1週間が7日とする曜日の制度が導入されたのも、この時です。日曜日を休日とし、祝祭日を設けました。

しかし太陽暦を導入することが国民に知らされたのは、11月9日のこと。猶予は1ヶ月もなく、当初は大きな混乱をもたらしたそうです。

福沢諭吉が文明を語る

著者
福沢 諭吉
出版日

 

福沢諭吉の著作のなかで『学問のすすめ』と肩を並べる存在と評されている作品。本書のなかで「civilization」の訳語として「文明開化」という言葉を用いたことが有名です。

福沢は、国の独立こそが目的で、西洋の文明を取り入れるのはあくまでも手段であるとし、西洋のものすべてを「是」とする心酔者のことも、「否」とする保守派に対しても批判的な立場をとっています。

第6章の「智徳の弁」では、「智」と「徳」を区別し、日本が独立を保つためには「智」が必要だと分析。
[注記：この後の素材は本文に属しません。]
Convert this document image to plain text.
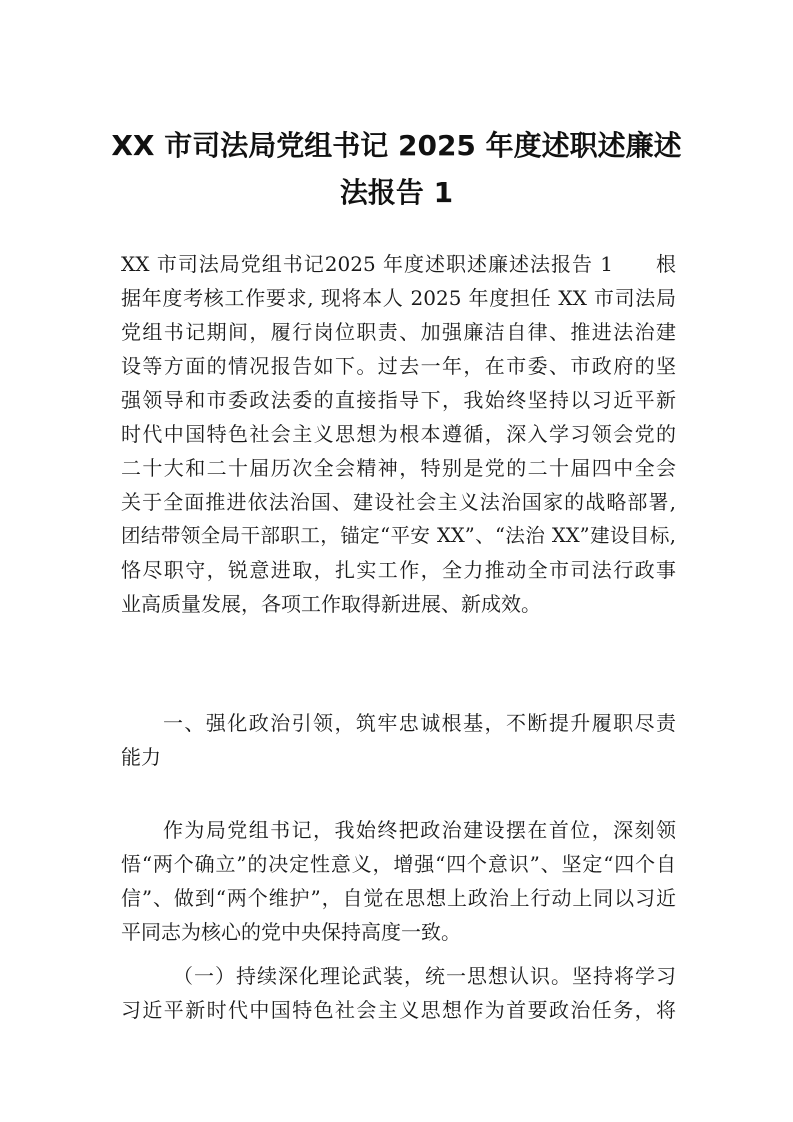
XX 市司法局党组书记 2025 年度述职述廉述
法报告 1
XX 市司法局党组书记2025 年度述职述廉述法报告 1　　根
据年度考核工作要求, 现将本人 2025 年度担任 XX 市司法局
党组书记期间，履行岗位职责、加强廉洁自律、推进法治建
设等方面的情况报告如下。过去一年，在市委、市政府的坚
强领导和市委政法委的直接指导下，我始终坚持以习近平新
时代中国特色社会主义思想为根本遵循，深入学习领会党的
二十大和二十届历次全会精神，特别是党的二十届四中全会
关于全面推进依法治国、建设社会主义法治国家的战略部署,
团结带领全局干部职工，锚定“平安 XX”、“法治 XX”建设目标,
恪尽职守，锐意进取，扎实工作，全力推动全市司法行政事
业高质量发展，各项工作取得新进展、新成效。
一、强化政治引领，筑牢忠诚根基，不断提升履职尽责
能力
作为局党组书记，我始终把政治建设摆在首位，深刻领
悟“两个确立”的决定性意义，增强“四个意识”、坚定“四个自
信”、做到“两个维护”，自觉在思想上政治上行动上同以习近
平同志为核心的党中央保持高度一致。
（一）持续深化理论武装，统一思想认识。坚持将学习
习近平新时代中国特色社会主义思想作为首要政治任务，将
それまでの儒教的思想で重視されてきた「徳」を無用としているわけではありませんが、日本という国を冷静に見つめていたことがよくわかります。

やや難しい言葉も出てきますが、注釈がついているので照らし合わせながら読むとよいでしょう。

文明開化の始まりは?

著者
広瀬隆
出版日
2014-11-26

 

文明開化と聞いて思い浮かべるのは、新橋の鉄道や銀座のレンガ街など、江戸の風景ではないでしょうか。しかし本書では、文明開化は「長崎から」始まったとし、しかもその始まりは明治維新から200以上前のことだったと主張しているのです。

作者は、医学や物理学、化学、天文学、数学などあらゆる分野の学問が長崎を通じて日本にもたらされたことこそが文明開化の契機だとしています。その一方で明治維新後の文明開化は、新政府が自らの正当性を主張するために、江戸幕府は時代遅れだったというイメージを植え付けるためのものだったというのです。

これまでの常識を覆す内容ですが、読んでみると納得感を得られるはず。西洋の文明を日本がいかにして受け入れていったのか、そのプロセスを知ることができるでしょう。